Politsprüche und ihre Geschichte
Ein Spiel für junge und alte Linke – und eine Zeitreise in die Geschichte linker Parolen und Demosprüche
Zum ShopDie pakistanisch-afghanische Grenzzone ist das Feld zweier konkurrierender Ordnungsmodelle des Militärischen. Auf der einen Seite der zentralisierte, bürokratisierte Militärstaat, nun auch verfassungsrechtlich abgesichert und eingebettet in internationale Rüstungs- und Bündnissysteme. Auf der anderen Seite ein fragmentiertes, rituell aufgeladenes Milizenregime, das Gewalt nicht delegiert, sondern verkörpert. Beide Modelle sind Produkte derselben globalen Konstellation: des Rückzugs westlicher Ordnungsmacht, der Fragmentierung von Souveränität und der Diversifizierung von Sicherheitsrationalitäten. Dass die USA und die NATO an Einfluss verlieren, bedeutet keineswegs Emanzipation. Das entstehende Machtvakuum wird von regionalen Militärakteuren, Milizen und autoritären Modernisierungsprojekten gefüllt. Widerstand gegen globale Ordnungen produziert neue Formen globaler Gewalt. Krieg wird entstaatlicht, aber nicht abgeschafft.

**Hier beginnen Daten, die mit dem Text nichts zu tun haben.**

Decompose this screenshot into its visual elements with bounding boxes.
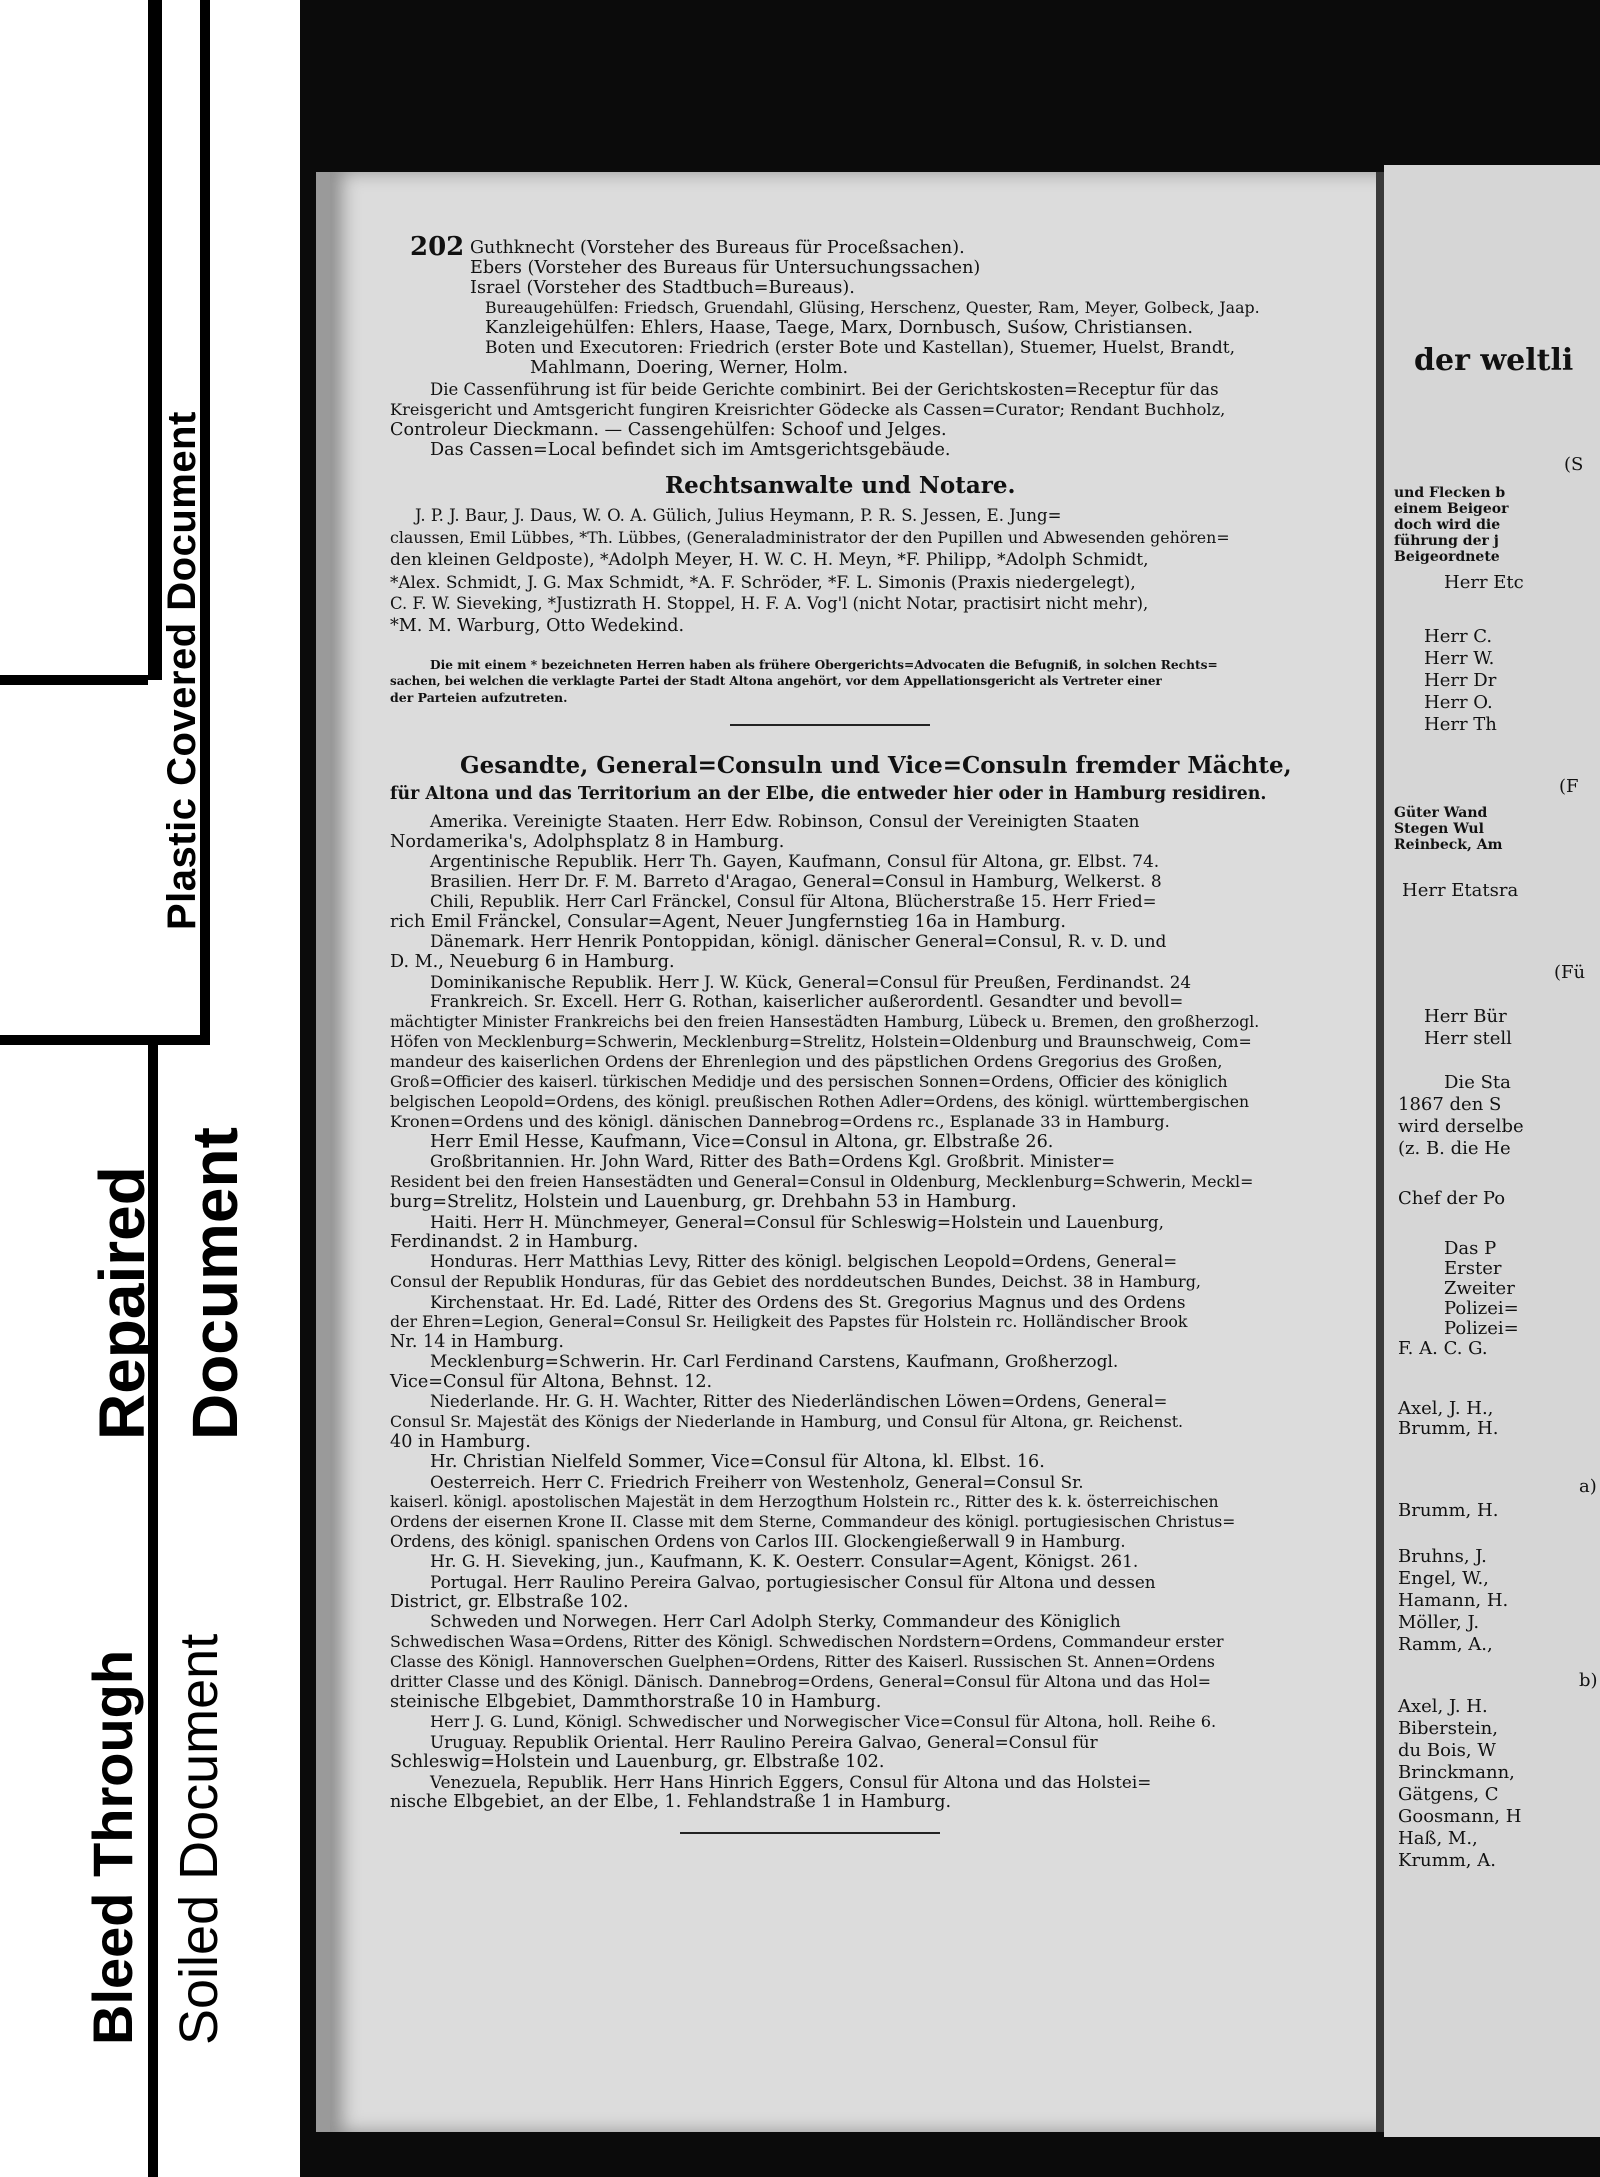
consul-line: Brasilien. Herr Dr. F. M. Barreto d'Aragao, General=Consul in Hamburg, Welkerst. 8	[430, 872, 1162, 892]
consul-line: Groß=Officier des kaiserl. türkischen Medidje und des persischen Sonnen=Ordens, Officier des königlich	[390, 1073, 1228, 1091]
facing-line: Möller, J.	[1398, 1612, 1480, 1633]
consul-line: Nr. 14 in Hamburg.	[390, 1332, 564, 1352]
text-line: Kanzleigehülfen: Ehlers, Haase, Taege, Marx, Dornbusch, Suśow, Christiansen.	[485, 318, 1193, 338]
facing-line: Engel, W.,	[1398, 1568, 1489, 1589]
document-page	[316, 172, 1390, 2132]
facing-line: 1867 den S	[1398, 1094, 1502, 1115]
facing-line: Herr stell	[1424, 1028, 1512, 1049]
facing-line: Chef der Po	[1398, 1188, 1506, 1209]
consul-line: Nordamerika's, Adolphsplatz 8 in Hamburg.	[390, 832, 785, 852]
consul-line: Resident bei den freien Hansestädten und General=Consul in Oldenburg, Mecklenburg=Schwerin, Meckl=	[390, 1172, 1254, 1191]
facing-page-heading: der weltli	[1414, 343, 1574, 378]
footnote-line: der Parteien aufzutreten.	[390, 690, 568, 705]
text-line: Die Cassenführung ist für beide Gerichte combinirt. Bei der Gerichtskosten=Receptur für das	[430, 380, 1219, 399]
consul-line: mandeur des kaiserlichen Ordens der Ehrenlegion und des päpstlichen Ordens Gregorius des Großen,	[390, 1052, 1223, 1071]
facing-line: (z. B. die He	[1398, 1138, 1511, 1159]
label-divider	[0, 675, 148, 685]
facing-line: Herr W.	[1424, 648, 1495, 669]
facing-line: Biberstein,	[1398, 1718, 1498, 1739]
text-line: Guthknecht (Vorsteher des Bureaus für Proceßsachen).	[470, 238, 965, 258]
consul-line: 40 in Hamburg.	[390, 1432, 531, 1452]
lawyer-line: claussen, Emil Lübbes, *Th. Lübbes, (Generaladministrator der den Pupillen und Abwesenden gehören=	[390, 528, 1230, 547]
facing-line: einem Beigeor	[1394, 501, 1509, 517]
consul-line: Großbritannien. Hr. John Ward, Ritter des Bath=Ordens Kgl. Großbrit. Minister=	[430, 1152, 1116, 1171]
footnote-line: sachen, bei welchen die verklagte Partei der Stadt Altona angehört, vor dem Appellationsgericht als Vertreter einer	[390, 674, 1162, 688]
facing-line: Beigeordnete	[1394, 549, 1500, 565]
facing-line: Krumm, A.	[1398, 1850, 1496, 1871]
consul-line: Kirchenstaat. Hr. Ed. Ladé, Ritter des Ordens des St. Gregorius Magnus und des Ordens	[430, 1292, 1186, 1312]
lawyer-line: J. P. J. Baur, J. Daus, W. O. A. Gülich, Julius Heymann, P. R. S. Jessen, E. Jung=	[415, 506, 1062, 525]
lawyer-line: *Alex. Schmidt, J. G. Max Schmidt, *A. F. Schröder, *F. L. Simonis (Praxis niedergelegt),	[390, 572, 1136, 592]
facing-line: Goosmann, H	[1398, 1806, 1522, 1827]
consul-line: Honduras. Herr Matthias Levy, Ritter des königl. belgischen Leopold=Ordens, General=	[430, 1252, 1178, 1271]
facing-line: Axel, J. H.,	[1398, 1398, 1494, 1419]
label-divider	[0, 1035, 210, 1045]
facing-line: Die Sta	[1444, 1072, 1511, 1093]
consul-line: Frankreich. Sr. Excell. Herr G. Rothan, kaiserlicher außerordentl. Gesandter und bevoll=	[430, 992, 1184, 1011]
consul-line: Haiti. Herr H. Münchmeyer, General=Consul für Schleswig=Holstein und Lauenburg,	[430, 1212, 1164, 1232]
text-line: Das Cassen=Local befindet sich im Amtsgerichtsgebäude.	[430, 440, 951, 460]
consul-line: Portugal. Herr Raulino Pereira Galvao, portugiesischer Consul für Altona und dessen	[430, 1572, 1156, 1592]
consul-line: belgischen Leopold=Ordens, des königl. preußischen Rothen Adler=Ordens, des königl. württembergischen	[390, 1093, 1250, 1111]
consul-line: der Ehren=Legion, General=Consul Sr. Heiligkeit des Papstes für Holstein rc. Holländischer Brook	[390, 1312, 1188, 1331]
divider-rule	[730, 724, 930, 726]
consul-line: Oesterreich. Herr C. Friedrich Freiherr von Westenholz, General=Consul Sr.	[430, 1472, 1084, 1492]
label-panel	[0, 0, 300, 2177]
facing-page	[1384, 165, 1600, 2137]
consul-line: nische Elbgebiet, an der Elbe, 1. Fehlandstraße 1 in Hamburg.	[390, 1792, 952, 1812]
consul-line: steinische Elbgebiet, Dammthorstraße 10 in Hamburg.	[390, 1692, 882, 1712]
consul-line: Consul der Republik Honduras, für das Gebiet des norddeutschen Bundes, Deichst. 38 in Hamburg,	[390, 1272, 1202, 1291]
consul-line: Schweden und Norwegen. Herr Carl Adolph Sterky, Commandeur des Königlich	[430, 1612, 1121, 1632]
plastic-covered-label: Plastic Covered Document	[160, 411, 204, 930]
facing-line: Haß, M.,	[1398, 1828, 1478, 1849]
facing-line: Brumm, H.	[1398, 1418, 1499, 1439]
facing-line: Herr C.	[1424, 626, 1493, 647]
facing-line: Polizei=	[1444, 1318, 1519, 1339]
footnote-line: Die mit einem * bezeichneten Herren haben als frühere Obergerichts=Advocaten die Befugniß, in solchen Rechts=	[430, 658, 1218, 672]
page-gutter	[1376, 172, 1384, 2132]
repaired-label-line2: Document	[179, 1127, 251, 1440]
facing-line: Zweiter	[1444, 1278, 1515, 1299]
consul-line: Ordens, des königl. spanischen Ordens von Carlos III. Glockengießerwall 9 in Hamburg.	[390, 1532, 1126, 1551]
consul-line: Schwedischen Wasa=Ordens, Ritter des Königl. Schwedischen Nordstern=Ordens, Commandeur erster	[390, 1632, 1224, 1651]
scan-area	[300, 0, 1600, 2177]
facing-line: Reinbeck, Am	[1394, 837, 1503, 853]
facing-line: doch wird die	[1394, 517, 1501, 533]
text-line: Israel (Vorsteher des Stadtbuch=Bureaus).	[470, 278, 855, 298]
text-line: Ebers (Vorsteher des Bureaus für Untersuchungssachen)	[470, 258, 981, 278]
facing-line: Herr Dr	[1424, 670, 1497, 691]
consul-line: District, gr. Elbstraße 102.	[390, 1592, 629, 1612]
lawyer-line: den kleinen Geldposte), *Adolph Meyer, H. W. C. H. Meyn, *F. Philipp, *Adolph Schmidt,	[390, 550, 1149, 570]
facing-line: Polizei=	[1444, 1298, 1519, 1319]
consul-line: Mecklenburg=Schwerin. Hr. Carl Ferdinand Carstens, Kaufmann, Großherzogl.	[430, 1352, 1119, 1372]
facing-line: du Bois, W	[1398, 1740, 1496, 1761]
facing-line: (S	[1564, 454, 1584, 475]
facing-line: Brumm, H.	[1398, 1500, 1499, 1521]
lawyer-line: C. F. W. Sieveking, *Justizrath H. Stoppel, H. F. A. Vog'l (nicht Notar, practisirt nicht mehr),	[390, 594, 1149, 613]
consul-line: Herr J. G. Lund, Königl. Schwedischer und Norwegischer Vice=Consul für Altona, holl. Reihe 6.	[430, 1712, 1217, 1731]
consul-line: Niederlande. Hr. G. H. Wachter, Ritter des Niederländischen Löwen=Ordens, General=	[430, 1392, 1168, 1411]
consul-line: kaiserl. königl. apostolischen Majestät in dem Herzogthum Holstein rc., Ritter des k. k. österreichischen	[390, 1493, 1219, 1511]
consul-line: Ferdinandst. 2 in Hamburg.	[390, 1232, 639, 1252]
facing-line: Güter Wand	[1394, 805, 1488, 821]
consul-line: Schleswig=Holstein und Lauenburg, gr. Elbstraße 102.	[390, 1752, 885, 1772]
consul-line: Chili, Republik. Herr Carl Fränckel, Consul für Altona, Blücherstraße 15. Herr Fried=	[430, 892, 1157, 911]
consul-line: dritter Classe und des Königl. Dänisch. Dannebrog=Ordens, General=Consul für Altona und das Hol=	[390, 1672, 1212, 1691]
facing-line: wird derselbe	[1398, 1116, 1524, 1137]
consul-line: Dominikanische Republik. Herr J. W. Kück, General=Consul für Preußen, Ferdinandst. 24	[430, 972, 1192, 992]
facing-line: Erster	[1444, 1258, 1502, 1279]
divider-rule	[680, 1832, 940, 1834]
lawyer-line: *M. M. Warburg, Otto Wedekind.	[390, 616, 685, 636]
consul-line: D. M., Neueburg 6 in Hamburg.	[390, 952, 675, 972]
consul-line: Consul Sr. Majestät des Königs der Niederlande in Hamburg, und Consul für Altona, gr. Reichenst.	[390, 1412, 1184, 1431]
facing-line: Gätgens, C	[1398, 1784, 1499, 1805]
facing-line: a)	[1579, 1476, 1597, 1497]
text-line: Bureaugehülfen: Friedsch, Gruendahl, Glüsing, Herschenz, Quester, Ram, Meyer, Golbeck, Jaap.	[485, 298, 1260, 317]
consul-line: Hr. Christian Nielfeld Sommer, Vice=Consul für Altona, kl. Elbst. 16.	[430, 1452, 1045, 1472]
consul-line: Hr. G. H. Sieveking, jun., Kaufmann, K. K. Oesterr. Consular=Agent, Königst. 261.	[430, 1552, 1139, 1572]
consul-line: Venezuela, Republik. Herr Hans Hinrich Eggers, Consul für Altona und das Holstei=	[430, 1772, 1152, 1792]
facing-line: Hamann, H.	[1398, 1590, 1509, 1611]
facing-line: Herr O.	[1424, 692, 1493, 713]
facing-line: Herr Etc	[1444, 572, 1524, 593]
consul-line: Kronen=Ordens und des königl. dänischen Dannebrog=Ordens rc., Esplanade 33 in Hamburg.	[390, 1112, 1170, 1131]
consul-line: mächtigter Minister Frankreichs bei den freien Hansestädten Hamburg, Lübeck u. Bremen, den großherzogl.	[390, 1013, 1260, 1031]
facing-line: Axel, J. H.	[1398, 1696, 1488, 1717]
text-line: Controleur Dieckmann. — Cassengehülfen: Schoof und Jelges.	[390, 420, 947, 440]
facing-line: und Flecken b	[1394, 485, 1506, 501]
section-heading-consuls: Gesandte, General=Consuln und Vice=Consuln fremder Mächte,	[460, 752, 1292, 779]
consul-line: burg=Strelitz, Holstein und Lauenburg, gr. Drehbahn 53 in Hamburg.	[390, 1192, 1017, 1212]
facing-line: Bruhns, J.	[1398, 1546, 1487, 1567]
text-line: Kreisgericht und Amtsgericht fungiren Kreisrichter Gödecke als Cassen=Curator; Rendant Buchholz,	[390, 400, 1226, 419]
facing-line: Herr Bür	[1424, 1006, 1507, 1027]
repaired-label-line1: Repaired	[86, 1166, 158, 1440]
consul-line: rich Emil Fränckel, Consular=Agent, Neuer Jungfernstieg 16a in Hamburg.	[390, 912, 1066, 932]
section-subheading-consuls: für Altona und das Territorium an der Elbe, die entweder hier oder in Hamburg residiren.	[390, 784, 1267, 804]
consul-line: Argentinische Republik. Herr Th. Gayen, Kaufmann, Consul für Altona, gr. Elbst. 74.	[430, 852, 1160, 872]
consul-line: Uruguay. Republik Oriental. Herr Raulino Pereira Galvao, General=Consul für	[430, 1732, 1098, 1752]
consul-line: Classe des Königl. Hannoverschen Guelphen=Ordens, Ritter des Kaiserl. Russischen St. Annen=Ordens	[390, 1653, 1215, 1671]
consul-line: Dänemark. Herr Henrik Pontoppidan, königl. dänischer General=Consul, R. v. D. und	[430, 932, 1167, 952]
facing-line: F. A. C. G.	[1398, 1338, 1488, 1359]
facing-line: Stegen Wul	[1394, 821, 1484, 837]
bleed-through-label: Bleed Through	[81, 1649, 144, 2045]
consul-line: Amerika. Vereinigte Staaten. Herr Edw. Robinson, Consul der Vereinigten Staaten	[430, 812, 1140, 832]
facing-line: Herr Etatsra	[1402, 880, 1519, 901]
facing-line: (Fü	[1554, 962, 1586, 983]
page-number: 202	[410, 232, 465, 262]
facing-line: führung der j	[1394, 533, 1499, 549]
consul-line: Vice=Consul für Altona, Behnst. 12.	[390, 1372, 713, 1392]
facing-line: Herr Th	[1424, 714, 1497, 735]
facing-line: (F	[1559, 776, 1579, 797]
facing-line: Ramm, A.,	[1398, 1634, 1493, 1655]
text-line: Mahlmann, Doering, Werner, Holm.	[530, 358, 849, 378]
facing-line: Das P	[1444, 1238, 1497, 1259]
consul-line: Höfen von Mecklenburg=Schwerin, Mecklenburg=Strelitz, Holstein=Oldenburg und Braunschweig, Com=	[390, 1032, 1252, 1051]
section-heading-lawyers: Rechtsanwalte und Notare.	[665, 472, 1016, 499]
facing-line: Brinckmann,	[1398, 1762, 1515, 1783]
facing-line: b)	[1579, 1670, 1598, 1691]
consul-line: Herr Emil Hesse, Kaufmann, Vice=Consul in Altona, gr. Elbstraße 26.	[430, 1132, 1054, 1152]
soiled-document-label: Soiled Document	[169, 1633, 229, 2045]
text-line: Boten und Executoren: Friedrich (erster Bote und Kastellan), Stuemer, Huelst, Brandt,	[485, 338, 1235, 358]
consul-line: Ordens der eisernen Krone II. Classe mit dem Sterne, Commandeur des königl. portugiesischen Christus=	[390, 1513, 1236, 1531]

Militarisierung ohne Fortschritt
Was Pakistan, Afghanistan und Europa verbindet, ist nicht die Form der Militarisierung, sondern ihre Funktion: Das Militärische dient der Stabilisierung fragiler Ordnungen. In Pakistan schützt es einen ideologisch aufgeladenen Staat vor innerer Demokratisierung. In Afghanistan ersetzt es Staatlichkeit selbst. Für Europa ist der Krieg Wurzel und Motor europäischer Integration. In allen Fällen wird Militarisierung gesellschaftlich normalisiert – einmal über Verfassung, Institutionen und Diskurse, einmal über Alltagspraktiken, Männlichkeitsnormen und Milizen. Militarisierung ist kein Rückfall in alte Zeiten, sondern eine zeitlose Antwort auf den wahrgenommenen Weltordnungszerfall um uns. Sie tritt nicht nur in Form von Panzern und Armeen auf, sondern als kulturelle Muster, soziale Erwartungen und normative Ordnungsvorstellungen, die dem Ziel dienen, Sicherheitsgefühle zu produzieren. Als Ordnungskraft bleibt sie dabei normativ leer, solange sie Sicherheit organisiert, ohne menschliche Handlungsfähigkeiten zu erweitern. Schleichend erzeugt Militarisierung jene falsche Normalität, in der sich Ordnung behauptet, während ihre Grundlagen erodieren. Historisch betrachtet erzeugen Militarisierungsschübe weniger Stabilität als jene Unsicherheiten, die zu bannen sie vorgeben.